Agent 运行环境 Sandbox:从本机权限到 microVM 的技术实现

Properties2
description拆解 Coding Agent 与执行型 Agent 的沙箱边界,覆盖文件系统、网络、系统调用、资源限制、gVisor、Firecracker 和 WASI 的落地取舍。
tagsagent-runtime, sandbox, security, firecracker

20分钟阅读

核心结论

Agent 运行环境的 sandbox 不是单点能力,而是一组分层控制:模型侧权限策略决定“是否允许发起动作”,操作系统或虚拟化边界决定“动作真正能碰到什么”,网络代理和凭据代理决定“能把数据发到哪里、以什么身份发”,审计与审批系统决定“出了问题能否复盘和接管”。对 AI 全栈架构师来说,关键不是问“用了 Docker 没有”,而是把 Agent 的读、写、联网、执行、密钥、资源和审计边界做成一个可验证的运行时控制面。

OpenAI Codex 和 Claude Code 的本地沙箱都体现了同一个方向:默认让 Agent 在工作区内自主执行低风险命令,把联网、越界写入和高风险动作交给审批。区别在于不同系统选择的 OS 原语不同。Codex 文档明确区分 sandbox mode 与 approval policy;Claude Code 的 Bash sandbox 则强调把 shell 命令及其子进程限制在文件和网络边界内。真正进入 SaaS 多租户或不可信代码执行场景时,单纯本机进程沙箱通常不够,需要 gVisor 这类用户态内核或 Firecracker 这类 microVM 承担更强隔离。

威胁模型

Agent sandbox 要防的对象不是传统意义上的“用户上传恶意二进制”一种情况,而是几类叠加风险。

第一类是提示注入后的越权执行。模型可能被仓库里的文档、网页、日志或测试输出诱导,去读取敏感文件、改写代码、提交密钥、安装恶意依赖或访问内网地址。第二类是工具链供应链风险。npm installpip install、测试脚本、构建脚本和 Git hooks 都可能执行任意代码,Agent 一旦自动运行它们,就等于把本地权限交给了项目依赖。第三类是资源耗尽。死循环、fork bomb、海量日志、无限写盘、GPU 占满和长时间网络下载都会拖垮宿主环境。第四类是数据外泄。只限制文件写入没有意义,如果 Agent 能读到密钥并联网,数据仍然可以被发走。

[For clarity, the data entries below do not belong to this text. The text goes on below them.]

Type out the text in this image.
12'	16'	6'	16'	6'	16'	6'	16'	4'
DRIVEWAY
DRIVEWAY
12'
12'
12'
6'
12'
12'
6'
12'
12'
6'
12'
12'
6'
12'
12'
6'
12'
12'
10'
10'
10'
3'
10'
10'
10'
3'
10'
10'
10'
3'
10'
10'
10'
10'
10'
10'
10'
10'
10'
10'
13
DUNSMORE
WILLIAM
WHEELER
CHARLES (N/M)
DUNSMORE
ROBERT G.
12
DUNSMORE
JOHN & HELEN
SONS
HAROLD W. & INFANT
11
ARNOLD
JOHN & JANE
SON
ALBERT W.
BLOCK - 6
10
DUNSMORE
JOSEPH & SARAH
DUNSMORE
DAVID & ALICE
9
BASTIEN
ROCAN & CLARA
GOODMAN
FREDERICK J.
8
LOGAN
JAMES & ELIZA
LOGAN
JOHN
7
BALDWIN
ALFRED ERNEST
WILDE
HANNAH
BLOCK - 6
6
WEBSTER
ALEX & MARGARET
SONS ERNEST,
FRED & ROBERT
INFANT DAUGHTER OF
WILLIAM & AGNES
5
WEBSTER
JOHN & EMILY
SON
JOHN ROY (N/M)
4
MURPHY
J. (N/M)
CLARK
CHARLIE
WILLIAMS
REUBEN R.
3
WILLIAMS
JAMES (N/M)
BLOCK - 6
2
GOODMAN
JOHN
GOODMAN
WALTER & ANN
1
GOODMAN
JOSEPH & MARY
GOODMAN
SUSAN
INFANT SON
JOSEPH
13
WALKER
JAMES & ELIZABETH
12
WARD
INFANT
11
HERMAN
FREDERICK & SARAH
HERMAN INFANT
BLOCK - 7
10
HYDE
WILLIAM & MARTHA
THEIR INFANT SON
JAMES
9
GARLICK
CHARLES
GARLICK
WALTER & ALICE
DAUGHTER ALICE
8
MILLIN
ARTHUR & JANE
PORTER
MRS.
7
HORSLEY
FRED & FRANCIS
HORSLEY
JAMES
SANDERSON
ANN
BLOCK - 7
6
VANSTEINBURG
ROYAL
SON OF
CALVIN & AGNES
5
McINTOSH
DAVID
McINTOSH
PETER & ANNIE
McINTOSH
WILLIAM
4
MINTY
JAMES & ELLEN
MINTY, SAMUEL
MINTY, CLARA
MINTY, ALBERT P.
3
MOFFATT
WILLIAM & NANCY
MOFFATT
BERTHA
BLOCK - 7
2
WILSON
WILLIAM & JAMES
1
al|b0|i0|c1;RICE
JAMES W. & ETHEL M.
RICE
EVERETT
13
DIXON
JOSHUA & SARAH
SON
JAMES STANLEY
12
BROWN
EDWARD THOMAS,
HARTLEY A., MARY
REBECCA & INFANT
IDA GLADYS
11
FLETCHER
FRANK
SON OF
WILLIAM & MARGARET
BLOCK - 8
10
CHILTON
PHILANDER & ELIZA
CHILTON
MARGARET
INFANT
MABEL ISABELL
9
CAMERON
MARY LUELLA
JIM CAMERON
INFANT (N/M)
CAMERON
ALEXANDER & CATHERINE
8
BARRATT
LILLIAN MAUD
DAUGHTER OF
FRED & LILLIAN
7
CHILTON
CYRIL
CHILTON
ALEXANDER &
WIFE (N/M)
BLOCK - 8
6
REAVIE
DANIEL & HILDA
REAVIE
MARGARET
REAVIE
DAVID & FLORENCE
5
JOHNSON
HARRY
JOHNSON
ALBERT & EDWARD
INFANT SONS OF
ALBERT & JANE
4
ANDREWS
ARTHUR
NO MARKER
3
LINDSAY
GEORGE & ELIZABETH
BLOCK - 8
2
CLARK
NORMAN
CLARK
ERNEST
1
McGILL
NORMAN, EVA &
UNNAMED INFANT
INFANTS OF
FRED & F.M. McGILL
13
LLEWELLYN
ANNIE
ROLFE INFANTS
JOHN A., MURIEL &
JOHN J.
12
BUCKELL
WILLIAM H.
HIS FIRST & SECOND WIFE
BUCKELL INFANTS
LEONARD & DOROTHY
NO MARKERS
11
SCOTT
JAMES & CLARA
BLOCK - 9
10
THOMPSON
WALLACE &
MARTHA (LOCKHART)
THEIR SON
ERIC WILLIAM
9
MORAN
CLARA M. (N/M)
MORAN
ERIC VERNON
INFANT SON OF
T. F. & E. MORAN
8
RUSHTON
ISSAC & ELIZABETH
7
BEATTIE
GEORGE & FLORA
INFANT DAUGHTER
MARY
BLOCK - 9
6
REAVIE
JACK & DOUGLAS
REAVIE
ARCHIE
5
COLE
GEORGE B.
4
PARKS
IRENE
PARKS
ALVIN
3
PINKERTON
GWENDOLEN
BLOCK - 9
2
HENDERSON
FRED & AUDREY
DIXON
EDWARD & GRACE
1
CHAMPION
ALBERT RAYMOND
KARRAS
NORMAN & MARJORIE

因此 sandbox 的目标要拆成四个问题:它能读哪些路径,能写哪些路径,能连接哪些网络,能消耗多少资源。审批系统再回答第五个问题:什么时候必须停下来等人确认。

本机 Agent 的边界模型

本机 Coding Agent 最常见的边界是“工作区可写、工作区外只读或不可见、网络默认关闭、越界动作需要审批”。这个模型的价值是低摩擦:Agent 可以跑测试、改文件、读代码、生成补丁,但不会默认访问浏览器 cookie、SSH key、云凭据和用户主目录里的其他项目。

一个合理的本机执行链路可以这样设计:

LLM planner
  -> permission policy: classify read / write / network / destructive action
  -> command broker: create sandboxed process
  -> OS sandbox: filesystem, process, syscall and network limits
  -> proxy / credential broker: domain allowlist and short-lived tokens
  -> audit log: prompt, command, cwd, policy version, exit code, diff

这里最容易被忽略的是 command broker。Agent 不应该直接把模型生成的 shell 字符串交给宿主 shell,而是由 broker 统一设置工作目录、环境变量、超时、输出上限、进程组、sandbox profile 和审计字段。所有子进程必须继承同一套限制,否则测试脚本、包管理器或构建工具会成为逃逸路径。

Linux 原语:namespace、cgroup、seccomp 与 LSM

Linux 上的轻量 sandbox 通常由四类内核能力组合而成。

典型技术作用Agent 里的用法
命名空间user、mount、pid、network、ipc、uts namespace隔离用户、文件系统视图、进程树和网络栈让沙箱内看见独立根目录、独立进程树和受控网络
资源控制cgroups v2、rlimit限制 CPU、内存、进程数、I/O 和运行时间防止测试、构建、恶意脚本耗尽宿主资源
系统调用过滤seccomp-BPF缩小能调用的内核接口集合禁止高风险 syscall,降低内核攻击面
强制访问控制Landlock、AppArmor、SELinux以策略限制文件、网络、能力和对象访问给进程再加一层路径和权限规则

seccomp 需要特别谨慎理解。Linux 官方文档明确指出,系统调用过滤本身不是完整 sandbox;它只是减少暴露给进程的内核面。原因很简单:被允许的 syscall 仍然可能触发漏洞,文件和网络的信息流也不是 seccomp 单独能表达清楚的。所以生产级 Agent 不能只说“我用了 seccomp”,还要说明 namespace、cgroup、capability、LSM 和网络策略如何组合。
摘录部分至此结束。